Given that Tom Daschle occupies the lofty position as the most visible Democratic leader in Washington, you would think he would be one of the most well-informed. Throughout the war on terrorism, he's been regularly briefed by the administration and has breakfast regularly with the president. So why did he have to stoop to launching hysterical tirades based on sloppy reporting in the Washington Post?
Post reporter Dana Milbank, never one to miss throwing an elbow at the president, put the word "Democrats" in front of Bush's quote that some are "not interested in the security of the American people." Then Daschle, wearing glasses to keep his eyeballs in his head, poured out hot rhetoric like a volcano, actually accusing the president of impugning the service of disabled veteran Democrats Daniel Inouye and Max Cleland. Accuracy and documentation wasn't the point for the Democratic leader, or the Post.

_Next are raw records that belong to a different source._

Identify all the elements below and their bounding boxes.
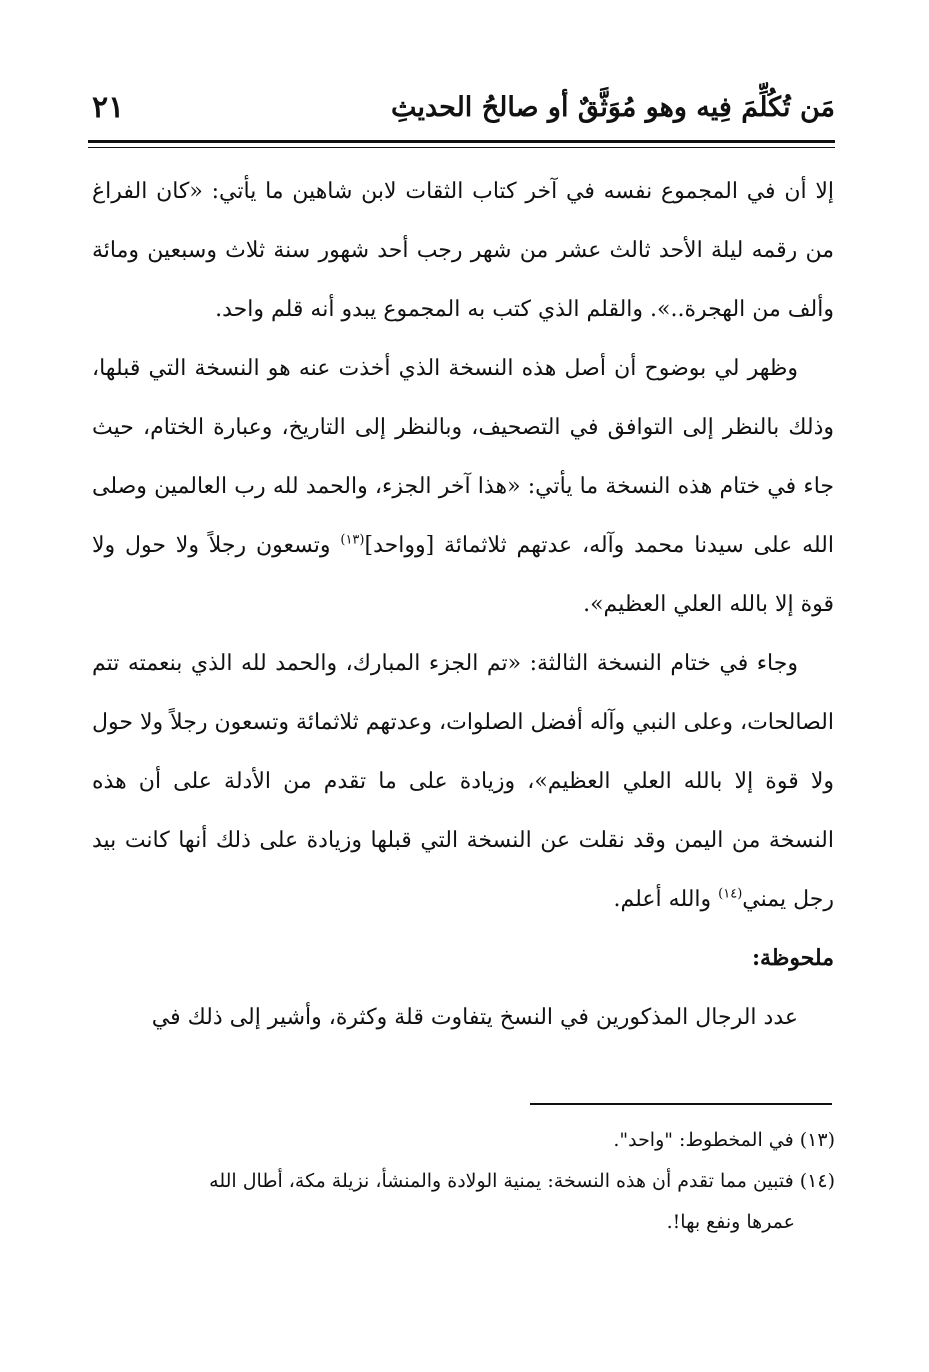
- paragraph-3: [92, 634, 834, 929]
- header-rule-thick: [88, 140, 835, 143]
- footnote-14: (١٤) فتبين مما تقدم أن هذه النسخة: يمنية الولادة والمنشأ، نزيلة مكة، أطال الله: [209, 1170, 835, 1192]
- page-header: [88, 92, 835, 132]
- paragraph-3-text-a: وجاء في ختام النسخة الثالثة: «تم الجزء المبارك، والحمد لله الذي بنعمته تتم الصالحات، وعلى النبي وآله أفضل الصلوات، وعدتهم ثلاثمائة وتسعون رجلاً ولا حول ولا قوة إلا بالله العلي العظيم»، وزيادة على ما تقدم من الأدلة على أن هذه النسخة من اليمن وقد نقلت عن النسخة التي قبلها وزيادة على ذلك أنها كانت بيد رجل يمني: [92, 651, 834, 912]
- paragraph-4: عدد الرجال المذكورين في النسخ يتفاوت قلة وكثرة، وأشير إلى ذلك في: [151, 1005, 798, 1030]
- footnote-ref-14: (١٤): [718, 886, 743, 902]
- paragraph-1: إلا أن في المجموع نفسه في آخر كتاب الثقات لابن شاهين ما يأتي: «كان الفراغ من رقمه ليلة الأحد ثالث عشر من شهر رجب أحد شهور سنة ثلاث وسبعين ومائة وألف من الهجرة..». والقلم الذي كتب به المجموع يبدو أنه قلم واحد.: [92, 179, 834, 322]
- running-title: مَن تُكُلِّمَ فِيه وهو مُوَثَّقٌ أو صالحُ الحديثِ: [390, 92, 835, 123]
- paragraph-2-text-a: وظهر لي بوضوح أن أصل هذه النسخة الذي أخذت عنه هو النسخة التي قبلها، وذلك بالنظر إلى التوافق في التصحيف، وبالنظر إلى التاريخ، وعبارة الختام، حيث جاء في ختام هذه النسخة ما يأتي: «هذا آخر الجزء، والحمد لله رب العالمين وصلى الله على سيدنا محمد وآله، عدتهم ثلاثمائة [وواحد]: [92, 356, 835, 558]
- footnote-13: (١٣) في المخطوط: "واحد".: [613, 1129, 835, 1151]
- paragraph-3-text-b: والله أعلم.: [613, 887, 719, 912]
- main-text: [92, 162, 834, 1047]
- page-number: ٢١: [92, 90, 125, 125]
- footnote-14-continued: عمرها ونفع بها!.: [666, 1211, 795, 1233]
- section-heading: ملحوظة:: [751, 945, 834, 971]
- paragraph-2: [92, 339, 834, 634]
- footnotes: [88, 1120, 835, 1243]
- footnote-separator: [530, 1103, 832, 1105]
- footnote-ref-13: (١٣): [340, 532, 365, 548]
- header-rule-thin: [88, 147, 835, 148]
- paragraph-2-text-b: وتسعون رجلاً ولا حول ولا قوة إلا بالله العلي العظيم».: [92, 533, 834, 617]
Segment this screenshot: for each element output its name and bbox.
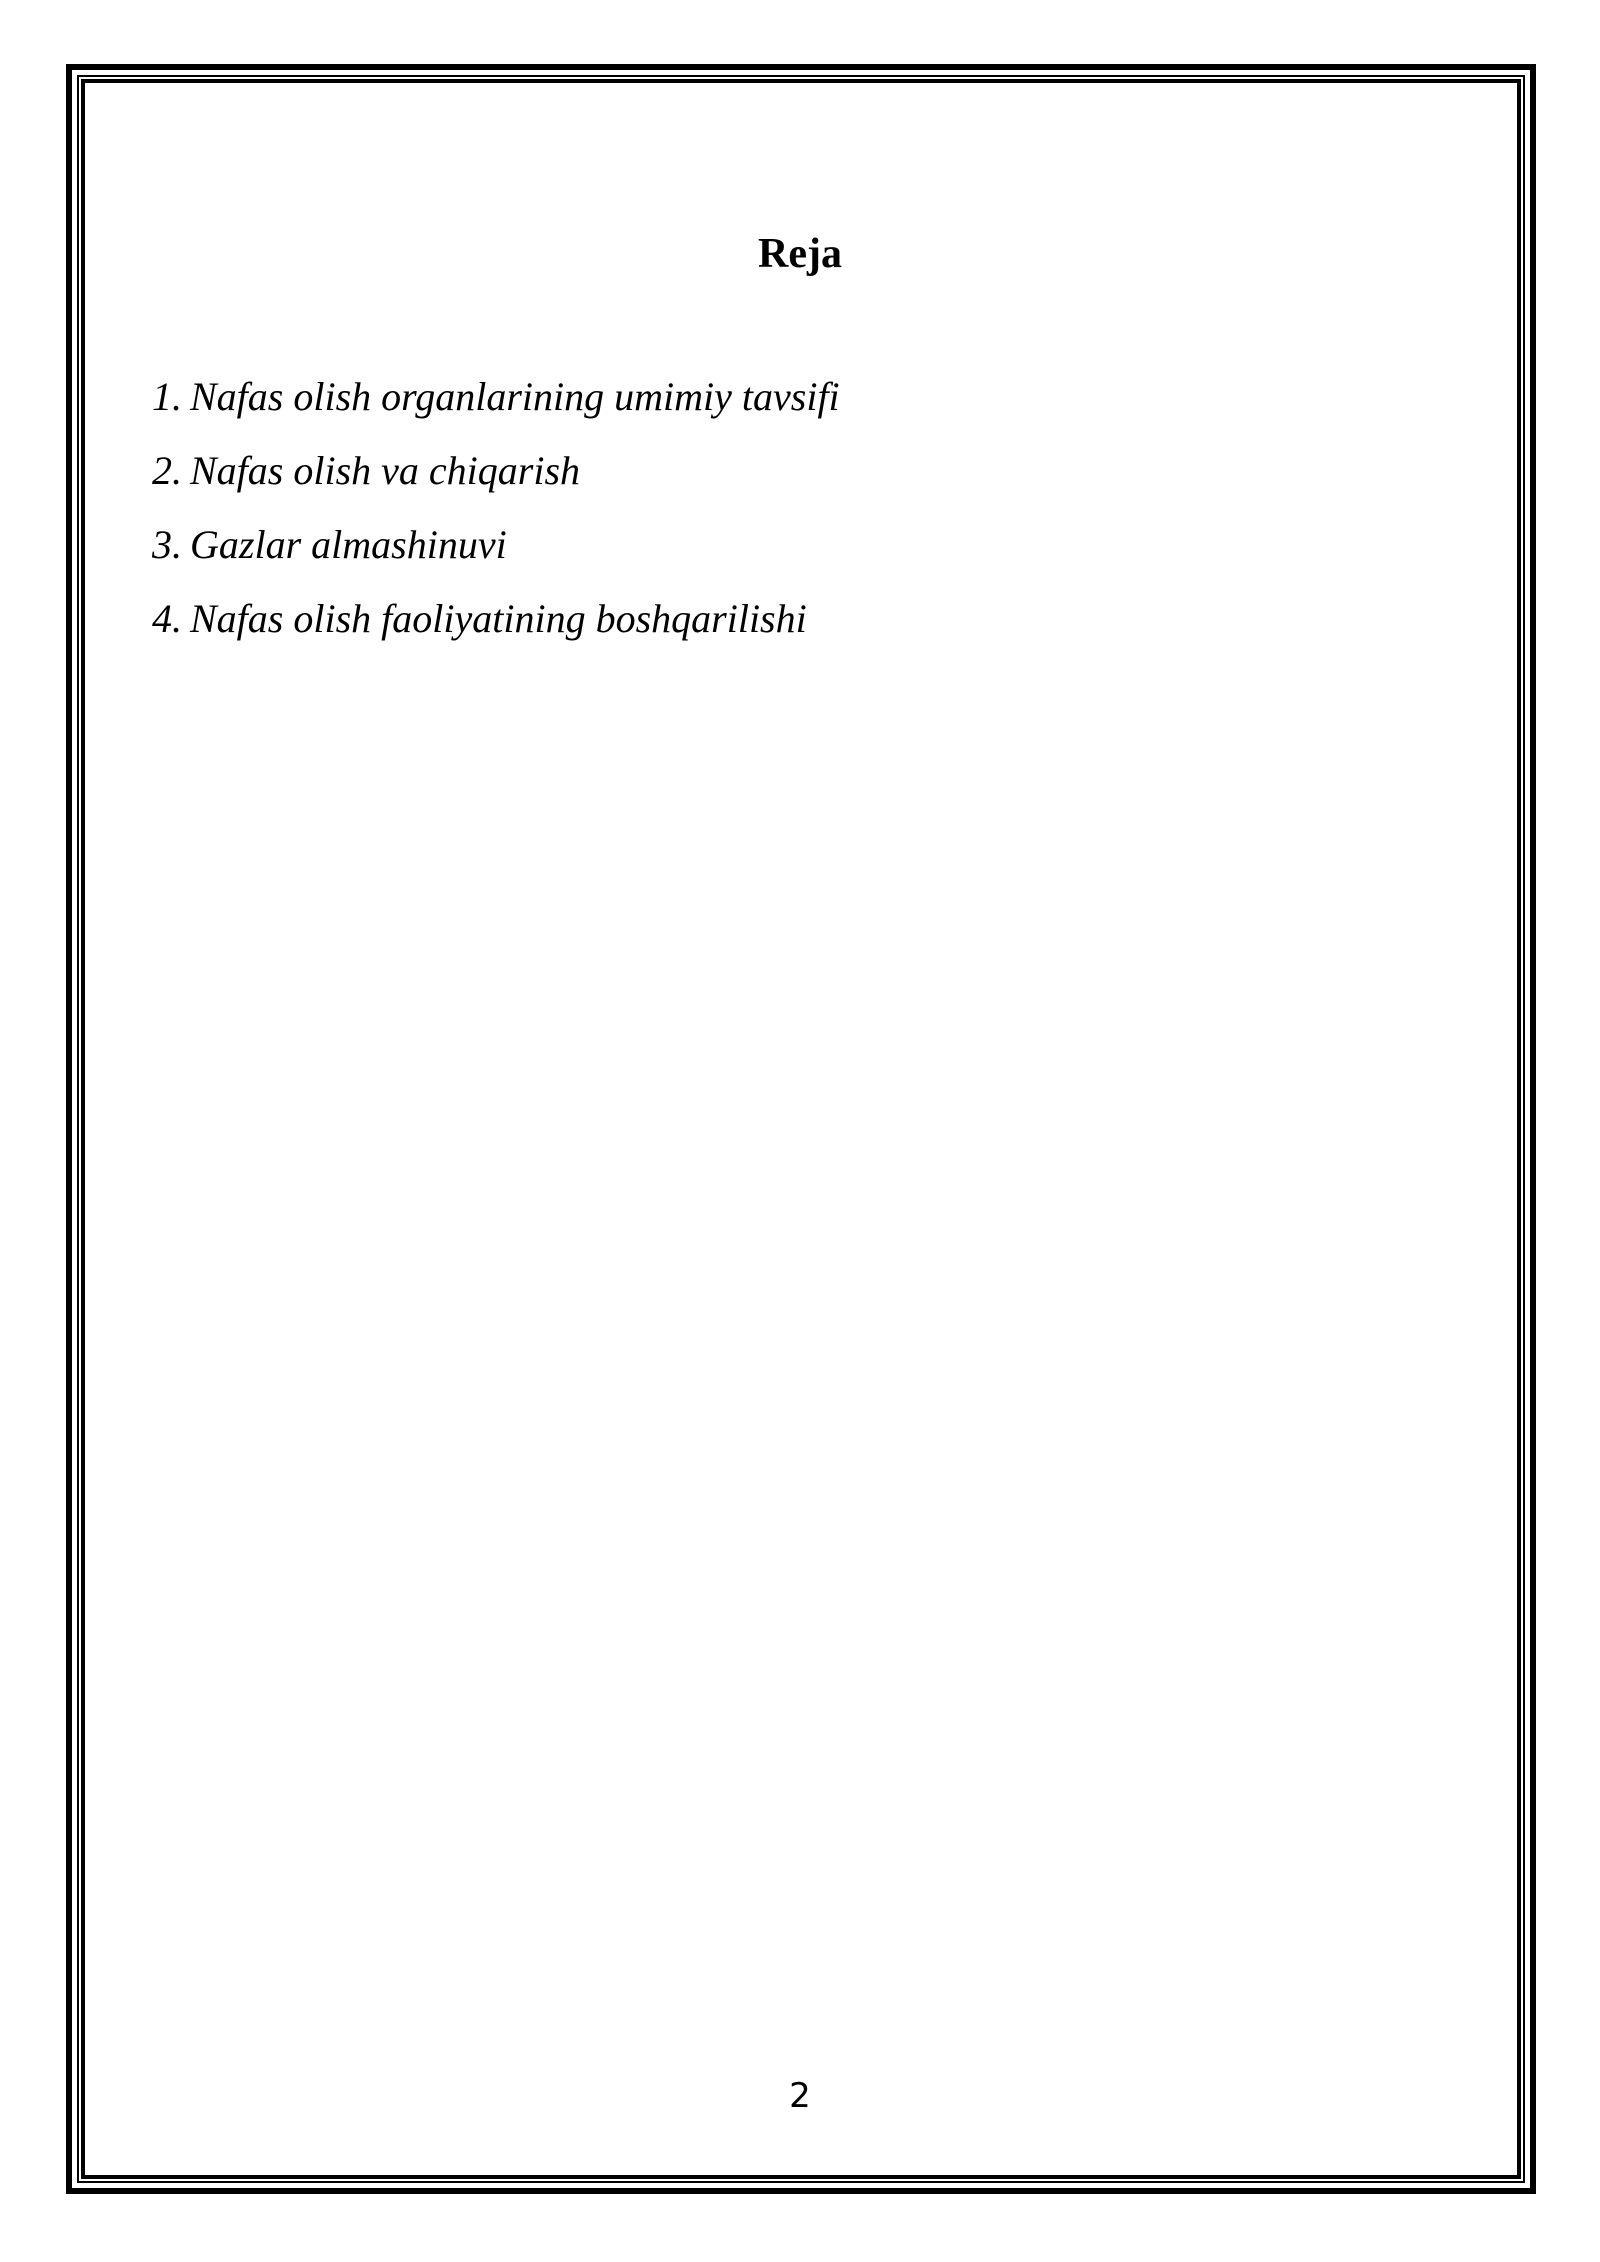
plan-item (152, 594, 840, 644)
plan-item (152, 372, 840, 422)
plan-item-number: 2. (152, 448, 182, 493)
plan-item-text: Nafas olish faoliyatining boshqarilishi (190, 596, 807, 641)
plan-item-text: Gazlar almashinuvi (190, 522, 507, 567)
page-title: Reja (758, 231, 842, 277)
plan-list (152, 372, 840, 668)
plan-item-number: 3. (152, 522, 182, 567)
plan-item (152, 520, 840, 570)
plan-item-number: 1. (152, 374, 182, 419)
plan-item (152, 446, 840, 496)
plan-item-text: Nafas olish organlarining umimiy tavsifi (190, 374, 840, 419)
plan-item-number: 4. (152, 596, 182, 641)
plan-item-text: Nafas olish va chiqarish (190, 448, 581, 493)
page-number: 2 (789, 2076, 811, 2116)
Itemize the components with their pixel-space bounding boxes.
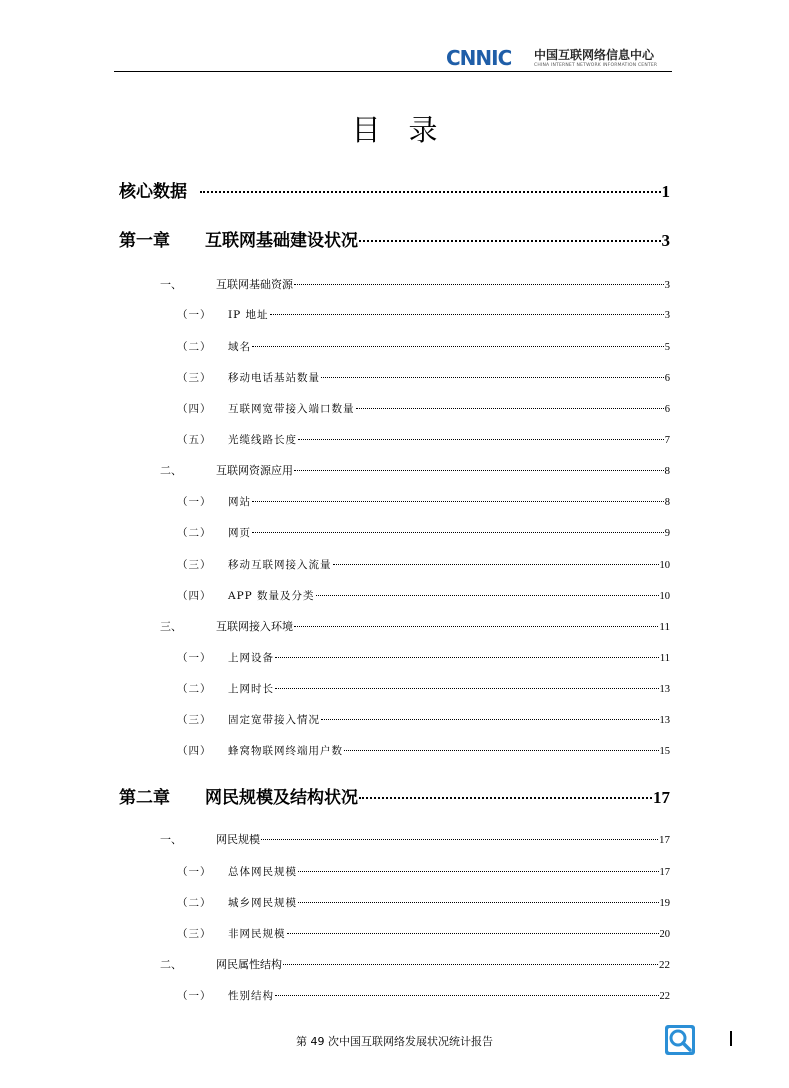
toc-entry-page: 6 [664, 404, 670, 415]
toc-entry-label: IP 地址 [228, 309, 269, 321]
toc-entry-page: 5 [664, 342, 670, 353]
toc-entry-label: APP 数量及分类 [228, 590, 315, 602]
toc-entry[interactable] [177, 988, 670, 1005]
toc-entry-page: 8 [664, 497, 670, 508]
toc-entry[interactable] [177, 494, 670, 511]
toc-leader-dots [200, 191, 661, 193]
toc-entry[interactable] [177, 926, 670, 943]
toc-leader-dots [344, 750, 659, 751]
toc-entry-number: （二） [177, 527, 212, 539]
toc-entry-number: （一） [177, 652, 212, 664]
toc-entry-page: 19 [659, 898, 670, 909]
toc-entry-page: 15 [659, 746, 670, 757]
toc-entry-page: 3 [661, 231, 670, 250]
toc-entry-label: 蜂窝物联网终端用户数 [228, 745, 343, 757]
toc-entry-label: 互联网资源应用 [216, 464, 293, 477]
toc-leader-dots [359, 240, 661, 242]
toc-entry-page: 3 [664, 310, 670, 321]
toc-leader-dots [252, 532, 664, 533]
toc-entry-number: 三、 [160, 620, 182, 633]
toc-entry[interactable] [177, 864, 670, 881]
toc-leader-dots [287, 933, 659, 934]
toc-entry-page: 13 [659, 684, 670, 695]
toc-entry-page: 9 [664, 528, 670, 539]
toc-entry-label: 网民属性结构 [216, 958, 282, 971]
toc-leader-dots [333, 564, 659, 565]
toc-entry-label: 域名 [228, 341, 251, 353]
toc-entry-number: （三） [177, 372, 212, 384]
toc-entry-label: 上网设备 [228, 652, 274, 664]
toc-entry-number: 二、 [160, 464, 182, 477]
toc-leader-dots [283, 964, 658, 965]
toc-leader-dots [252, 501, 664, 502]
toc-entry-label: 互联网接入环境 [216, 620, 293, 633]
toc-entry[interactable] [177, 401, 670, 418]
footer-page-marker [730, 1031, 732, 1046]
toc-entry-page: 13 [659, 715, 670, 726]
toc-entry-number: （四） [177, 745, 212, 757]
toc-entry-page: 8 [664, 465, 670, 477]
toc-entry-label: 网民规模及结构状况 [205, 788, 358, 808]
toc-entry-number: （五） [177, 434, 212, 446]
toc-entry-number: （一） [177, 866, 212, 878]
toc-leader-dots [275, 995, 659, 996]
toc-entry-number: 一、 [160, 278, 182, 291]
toc-leader-dots [356, 408, 664, 409]
toc-entry-number: （三） [177, 559, 212, 571]
toc-entry[interactable] [177, 525, 670, 542]
toc-leader-dots [252, 346, 664, 347]
header-rule [114, 71, 672, 72]
header-logo [446, 46, 672, 72]
toc-entry-page: 10 [659, 560, 670, 571]
toc-entry-label: 固定宽带接入情况 [228, 714, 320, 726]
toc-entry-label: 上网时长 [228, 683, 274, 695]
toc-entry[interactable] [160, 277, 670, 293]
toc-entry-label: 互联网宽带接入端口数量 [228, 403, 355, 415]
toc-entry-page: 17 [659, 834, 670, 846]
toc-entry-label: 移动电话基站数量 [228, 372, 320, 384]
toc-entry-page: 3 [664, 279, 670, 291]
toc-entry[interactable] [160, 463, 670, 479]
toc-leader-dots [294, 470, 664, 471]
toc-entry-page: 11 [659, 653, 670, 664]
toc-leader-dots [294, 626, 658, 627]
toc-entry-page: 11 [659, 621, 670, 633]
toc-entry[interactable] [177, 712, 670, 729]
footer-report-title: 第 49 次中国互联网络发展状况统计报告 [296, 1035, 493, 1048]
toc-entry-label: 光缆线路长度 [228, 434, 297, 446]
toc-entry-label: 网站 [228, 496, 251, 508]
toc-entry[interactable] [177, 370, 670, 387]
toc-entry-label: 互联网基础资源 [216, 278, 293, 291]
toc-entry-page: 10 [659, 591, 670, 602]
toc-entry[interactable] [119, 181, 670, 203]
toc-entry-page: 22 [659, 959, 670, 971]
toc-entry-number: （四） [177, 590, 212, 602]
toc-entry[interactable] [177, 339, 670, 356]
toc-entry-label: 互联网基础建设状况 [205, 231, 358, 251]
toc-entry-label: 性别结构 [228, 990, 274, 1002]
toc-entry-page: 20 [659, 929, 670, 940]
toc-entry[interactable] [177, 650, 670, 667]
toc-entry-number: 二、 [160, 958, 182, 971]
toc-entry-number: （三） [177, 928, 212, 940]
toc-entry-label: 城乡网民规模 [228, 897, 297, 909]
toc-entry[interactable] [160, 619, 670, 635]
toc-entry[interactable] [160, 957, 670, 973]
toc-entry[interactable] [177, 307, 670, 324]
toc-entry[interactable] [119, 230, 670, 252]
toc-entry-label: 移动互联网接入流量 [228, 559, 332, 571]
toc-entry[interactable] [177, 432, 670, 449]
toc-entry-number: （一） [177, 496, 212, 508]
toc-entry[interactable] [177, 588, 670, 605]
toc-leader-dots [316, 595, 659, 596]
toc-entry-number: （四） [177, 403, 212, 415]
toc-entry-label: 非网民规模 [228, 928, 286, 940]
toc-entry-number: （二） [177, 683, 212, 695]
toc-leader-dots [275, 688, 659, 689]
org-name-cn: 中国互联网络信息中心 [534, 48, 655, 62]
toc-entry-number: （一） [177, 990, 212, 1002]
toc-entry[interactable] [177, 681, 670, 698]
toc-entry-label: 网民规模 [216, 833, 260, 846]
toc-leader-dots [298, 902, 659, 903]
org-name-en: CHINA INTERNET NETWORK INFORMATION CENTER [534, 63, 658, 68]
toc-entry-number: （二） [177, 897, 212, 909]
toc-entry-page: 6 [664, 373, 670, 384]
toc-entry-label: 网页 [228, 527, 251, 539]
toc-leader-dots [298, 439, 664, 440]
toc-entry[interactable] [119, 787, 670, 809]
toc-entry[interactable] [177, 743, 670, 760]
toc-entry-label: 总体网民规模 [228, 866, 297, 878]
toc-leader-dots [275, 657, 659, 658]
toc-entry-number: 一、 [160, 833, 182, 846]
toc-leader-dots [270, 314, 664, 315]
toc-entry-page: 1 [661, 182, 670, 201]
toc-entry-page: 7 [664, 435, 670, 446]
toc-entry-page: 17 [653, 788, 670, 807]
magnifier-logo-icon [664, 1024, 696, 1056]
toc-entry-number: （三） [177, 714, 212, 726]
toc-leader-dots [321, 719, 659, 720]
toc-leader-dots [294, 284, 664, 285]
toc-leader-dots [321, 377, 664, 378]
toc-entry-page: 22 [659, 991, 670, 1002]
toc-leader-dots [359, 797, 652, 799]
toc-title: 目录 [351, 113, 466, 147]
toc-entry[interactable] [160, 832, 670, 848]
toc-entry-number: 第二章 [119, 788, 170, 808]
toc-entry-label: 核心数据 [119, 182, 187, 202]
toc-entry[interactable] [177, 895, 670, 912]
toc-entry[interactable] [177, 557, 670, 574]
toc-entry-number: 第一章 [119, 231, 170, 251]
toc-leader-dots [261, 839, 658, 840]
toc-entry-page: 17 [659, 867, 670, 878]
toc-entry-number: （二） [177, 341, 212, 353]
toc-leader-dots [298, 871, 659, 872]
toc-entry-number: （一） [177, 309, 212, 321]
cnnic-logo-text: CNNIC [446, 46, 512, 70]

So what did Bush actually say? The record is crystal clear and anyone can find the president's remarks, word for word, on the White House web site
(www.whitehouse.gov). And you can see how the Post (and its biggest fan Daschle) was making a partisan hash of things. While Milbank's story left the impression Bush was talking about Iraq, he was clearly talking about the politicization of the homeland security bill. "The House responded, but the Senate is more interested in special interests in Washington and not interested in the security of the American people." Milbank's editing was sleazy, designed for cheap outrage. Two sentences later, Bush added "And people are working hard in Washington...both Republicans and Democrats. See, this isn't a partisan issue. This is an American issue."
Milbank later left this out - and for good reason. Had he put it in, there would have been no controversy.
There was a reason Bush did not say "Democrats" are uninterested in national security. Almost half the House Democratic caucus voted for a homeland security bill he likes. He would like a fair amount of Senate Democrats to support it, too. But Tom Daschle and Joe Lieberman are squashing the House bill. Nowhere in his story did Milbank address the president's point: Democratic leaders in the Senate appear more interested in pandering to their union base - giving the president no power to fire incompetent morons and extending Davis-Bacon top-wage privileges through more government agencies - than making the country fast, flexible, and efficient in response to potential attacks.
When asked about his story on CNN, Milbank thought the whole uproar was funny, making jokes about getting bonuses from the Post as Senate Democrats brandished his newspaper on TV. But why was the story so sloppy? Milbank justified tying Bush's remarks to Iraq because "whatever the context is, the only thing any of us is discussing right now is Iraq. So it has to have some reverberation."
So a news reporter's goal is . . . reverberation?
Well, reverberate it did. The TV news brigade quickly followed, capturing Tom Daschle's meltdown, but it was a case study for Americans in which networks behave like (somewhat) neutral observers, and which ones are hopeless hacks for the Daschle spin factory. ABC echoed Milbank's twisted "reverberation" that Bush was speaking on Iraq. At CBS, Bob Schieffer milked Daschle's hoary points about the patriotism of Senate Democrats, and how Sen. Daniel Inouye "lost an arm to the Nazis."
Of the Big Three, only NBC looked like they did more than two minutes of preparation, adding context and skepticism. Tom Brokaw noted that Bush was speaking about homeland security, Lisa Myers explained the Senate fights over union wishes, and Tim Russert added that Daschle might have been responding to Al Gore's fierce pitch for the "peace wing" of the party. (On cable, CNN and Fox also suggested the Daschle-Post attacks were a little loose on the facts.)
Daschle's Senate floor meltdown was another strange variant on the recent tendency of Democratic leaders to justify their attacks on President Bush based on liberal news media attacks. In May, House leader Dick Gephardt came under fire for suggesting President Bush needed to be grilled about what he knew about September 11 and when he knew it - as if the al-Qaeda surprise attack was a Watergate scandal complete with exploding airplanes. Gephardt aides later explained that their leader was only merely mimicking the Bush-baiting rhetoric of....NBC "Today" host Katie
Couric.
Clearly, there's something wrong when leftwing media attacks become talking points for the leadership of the Democratic Party. What Daschle did was reprehensible party politics. No less deplorable was the action of the Washington Post in setting him up.